UDF Implementation with Lambda Expression
This example implements a UDF named a_plus_3 using a lambda expression:
CREATE FUNCTION a_plus_3 AS (a) -> a+3;
SELECT a_plus_3(2);
+---------+
| (2 + 3) |
+---------+
| 5 |
+---------+
UDF Implementation via UDF Server
This example demonstrates how to enable and configure a UDF server in Python:
- Enable UDF server support by adding the following parameters to the [query] section in the databend-query.toml configuration file.
[query]
...
enable_udf_server = true
# List the allowed UDF server addresses, separating multiple addresses with commas.
# For example, ['http://0.0.0.0:8815', 'http://example.com']
udf_server_allow_list = ['http://0.0.0.0:8815']
...
- Define your function. This code defines and runs a UDF server in Python, which exposes a custom function gcd for calculating the greatest common divisor of two integers and allows remote execution of this function:
The SDK package is not yet available. Prior to its release, please download the 'udf.py' file from https://github.com/datafuselabs/databend/blob/main/tests/udf-server/udf.py and ensure it is saved in the same directory as this Python script. This step is essential for the code to function correctly.
from udf import *
@udf(
input_types=["INT", "INT"],
result_type="INT",
skip_null=True,
)
def gcd(x: int, y: int) -> int:
while y != 0:
(x, y) = (y, x % y)
return x
if __name__ == '__main__':
# create a UDF server listening at '0.0.0.0:8815'
server = UDFServer("0.0.0.0:8815")
# add defined functions
server.add_function(gcd)
# start the UDF server
server.serve()
@udf
is a decorator used for defining UDFs in Databend, supporting the following parameters:
Parameter | Description |
---|---|
input_types | A list of strings or Arrow data types that specify the input data types. |
result_type | A string or an Arrow data type that specifies the return value type. |
name | An optional string specifying the function name.
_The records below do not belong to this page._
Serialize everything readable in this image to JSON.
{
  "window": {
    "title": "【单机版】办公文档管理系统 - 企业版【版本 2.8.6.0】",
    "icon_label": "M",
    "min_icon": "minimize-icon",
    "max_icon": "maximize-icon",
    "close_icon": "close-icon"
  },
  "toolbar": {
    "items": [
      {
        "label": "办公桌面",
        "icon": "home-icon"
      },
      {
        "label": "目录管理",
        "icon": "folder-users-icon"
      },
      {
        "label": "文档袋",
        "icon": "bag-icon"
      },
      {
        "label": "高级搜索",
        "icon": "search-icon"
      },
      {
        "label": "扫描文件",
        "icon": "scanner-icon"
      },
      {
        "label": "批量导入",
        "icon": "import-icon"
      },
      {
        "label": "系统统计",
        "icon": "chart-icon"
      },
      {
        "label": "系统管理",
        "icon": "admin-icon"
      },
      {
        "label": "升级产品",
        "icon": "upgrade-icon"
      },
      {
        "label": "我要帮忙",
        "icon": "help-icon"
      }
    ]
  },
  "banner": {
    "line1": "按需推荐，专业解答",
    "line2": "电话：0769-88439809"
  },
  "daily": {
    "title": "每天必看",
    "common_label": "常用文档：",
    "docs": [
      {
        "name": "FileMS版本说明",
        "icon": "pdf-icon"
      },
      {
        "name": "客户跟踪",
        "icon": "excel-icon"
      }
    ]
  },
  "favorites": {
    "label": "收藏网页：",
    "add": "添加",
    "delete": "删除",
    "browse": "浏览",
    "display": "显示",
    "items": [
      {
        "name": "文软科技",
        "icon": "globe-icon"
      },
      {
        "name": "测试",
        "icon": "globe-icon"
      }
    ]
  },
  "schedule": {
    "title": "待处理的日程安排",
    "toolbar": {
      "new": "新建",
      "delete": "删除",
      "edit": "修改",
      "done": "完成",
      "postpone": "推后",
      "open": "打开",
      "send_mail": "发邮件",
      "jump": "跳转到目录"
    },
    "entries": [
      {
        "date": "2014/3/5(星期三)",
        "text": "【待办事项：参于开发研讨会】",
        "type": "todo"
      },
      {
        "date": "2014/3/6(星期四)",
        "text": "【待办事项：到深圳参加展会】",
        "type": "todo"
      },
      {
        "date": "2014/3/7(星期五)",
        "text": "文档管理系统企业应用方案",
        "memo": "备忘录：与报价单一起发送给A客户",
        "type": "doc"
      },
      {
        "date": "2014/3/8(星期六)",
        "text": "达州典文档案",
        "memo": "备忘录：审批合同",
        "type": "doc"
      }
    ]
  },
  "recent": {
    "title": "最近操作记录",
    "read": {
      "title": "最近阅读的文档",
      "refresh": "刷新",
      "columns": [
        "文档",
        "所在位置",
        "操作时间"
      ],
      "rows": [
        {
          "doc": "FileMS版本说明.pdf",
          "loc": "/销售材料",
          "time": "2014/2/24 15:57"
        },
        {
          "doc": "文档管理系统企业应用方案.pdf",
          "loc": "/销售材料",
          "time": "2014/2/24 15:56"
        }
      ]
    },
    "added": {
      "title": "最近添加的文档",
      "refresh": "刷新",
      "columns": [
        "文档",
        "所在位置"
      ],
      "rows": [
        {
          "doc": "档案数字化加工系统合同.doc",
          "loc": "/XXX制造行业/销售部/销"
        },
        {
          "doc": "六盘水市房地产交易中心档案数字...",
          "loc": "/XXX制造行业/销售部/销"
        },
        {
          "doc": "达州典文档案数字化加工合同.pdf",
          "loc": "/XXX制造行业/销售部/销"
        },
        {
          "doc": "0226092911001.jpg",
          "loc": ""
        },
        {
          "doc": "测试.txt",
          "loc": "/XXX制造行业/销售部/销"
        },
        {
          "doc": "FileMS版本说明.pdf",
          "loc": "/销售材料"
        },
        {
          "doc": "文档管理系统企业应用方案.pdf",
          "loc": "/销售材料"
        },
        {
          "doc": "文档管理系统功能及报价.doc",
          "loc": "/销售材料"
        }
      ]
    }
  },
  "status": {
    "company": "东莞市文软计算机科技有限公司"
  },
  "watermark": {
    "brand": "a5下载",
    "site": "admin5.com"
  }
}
If not provided, the original name will be used. |
io_threads | Number of I/O threads used per data chunk for I/O bound functions. |
skip_null | A boolean value specifying whether to skip NULL values. If set to True, NULL values will not be passed to the function, and the corresponding return value is set to NULL. Default is False. |
This table illustrates the correspondence between Databend data types and their corresponding Python equivalents:
Databend Type | Python Type |
---|---|
BOOLEAN | bool |
TINYINT (UNSIGNED) | int |
SMALLINT (UNSIGNED) | int |
INT (UNSIGNED) | int |
BIGINT (UNSIGNED) | int |
FLOAT | float |
DOUBLE | float |
DECIMAL | decimal.Decimal |
DATE | datetime.date |
TIMESTAMP | datetime.datetime |
VARCHAR | str |
VARIANT | any |
MAP(K,V) | dict |
ARRAY(T) | list[T] |
TUPLE(T...) | tuple(T...) |
- Run the Python file to start the UDF server:
python3 udf_server.py
- Register the function gcd with the CREATE FUNCTION in Databend:
CREATE FUNCTION gcd (INT, INT) RETURNS INT LANGUAGE python HANDLER = 'gcd' ADDRESS = 'http://0.0.0.0:8815';